The plot ought not to work as well as it does, considering its range, but Pressburger knew how to cram a lot of story into a short amount of space through subtle layering, making it feel almost like several films have been superimposed into one. The movie is tripartite in structure, with an intro and a reprise—with fresh parts—as a coda. The titular fellow would have been familiar to all Brits as the subject of a popular cartoon strip. But this Blimp—a.k.a., Major General Clive Wynne-Candy, played by Roger Livesey—is a long way from the funny pages, even if his younger self likes a good joke.
We first see him as an old man, doing training exercises in WWII-era London, and being upstaged by a Johnny-come-lately officer. Then we journey back to the turn of the century, courtesy of a tracking shot across the waters of a Turkish bath that knits the present to the past. On leave from the Boer War, Candy, as just about everyone refers to him, goes to Berlin to try and put a halt to anti-British propaganda. There he meets Deborah Kerr's Edith Hunter, a fellow Brit, and ends up fighting a duel against a man he has never met. Said man—Theo, played by Anton Walbrook—and Candy convalesce in the same nursing home after carving each other up, and become close friends. That's even though Theo announces his engagement, in broken English, to Edith, the woman that Candy loves.
The build-up to the duel is both comical and terrifying in its detail, but when it's time for the rapiers to start flying, Powell's camera simply up and leaves through the roof of gymnasium where we have sat in so much expectation. You don't need to see this, it seems to say. Let me take you over here to what is more important. The blows do not matter; not physical blows, at least. But emotional ones—and recoveries from them—are why Blimp remains cinema's most convincing testament to friendship.
A middle sequence plays out against a backdrop of World War I. There is a falling out between the two men over cultural divides, divides made all the more pronounced in wartime. Candy meets a nurse, also played by Kerr, and seeing in her the woman his best friend married, he makes her his wife. Come the third part of the tableaux, she has died, Edith has died, Theo is an alien in England in the Second World War, and Candy has been axed from service, though he does have a driver who looks suspiciously like—yep, you guessed it, there's Deborah Kerr again.

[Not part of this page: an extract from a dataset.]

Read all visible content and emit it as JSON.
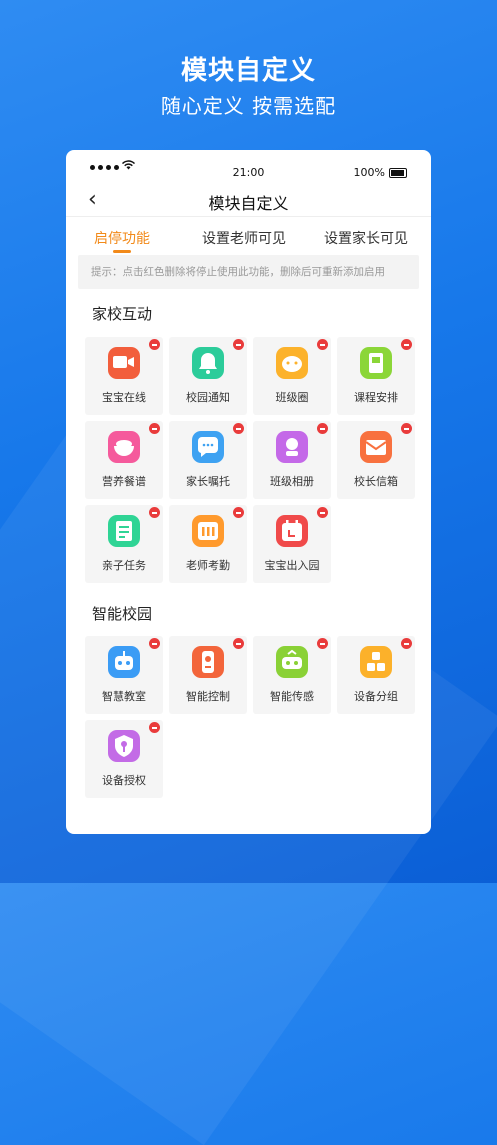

One gets used to the romantic theme, and sees Kerr coming in her various iterations. Which, of course, is exactly what Powell and Pressburger expected. There is solidity there, firm footing for the movie's principal relationship to try and work itself out. The staging feels almost three-dimensional, like you've gained ingress into your television set, with the story playing out all around you. The backgrounds of Blimp invite you to look deep and hard at them: Snow, for example, has a knack of falling when characters are inside, and viewers can direct their gaze to the window to see the descending flakes. Those details are enhanced by a most ambulatory camera; we travel through the air, through windows, through walls. The visual sumptuousness mirrors the bounty of any true friendship, and a most delicate positioning along a line where the quotidian and the magical coexist. Few filmmakers knew how deeply unpredictability factored into friendship, which in turn led to Blimp's knack for making that unpredictability visual in a way no British movie—or any movie, for that matter—has. The camera is an all-seeing eye in the world of Blimp, but we never know, exactly, what it will share with us next, so that what is really a study in friendship gains an aspect of magic that would have made perfect sense to Walt Disney.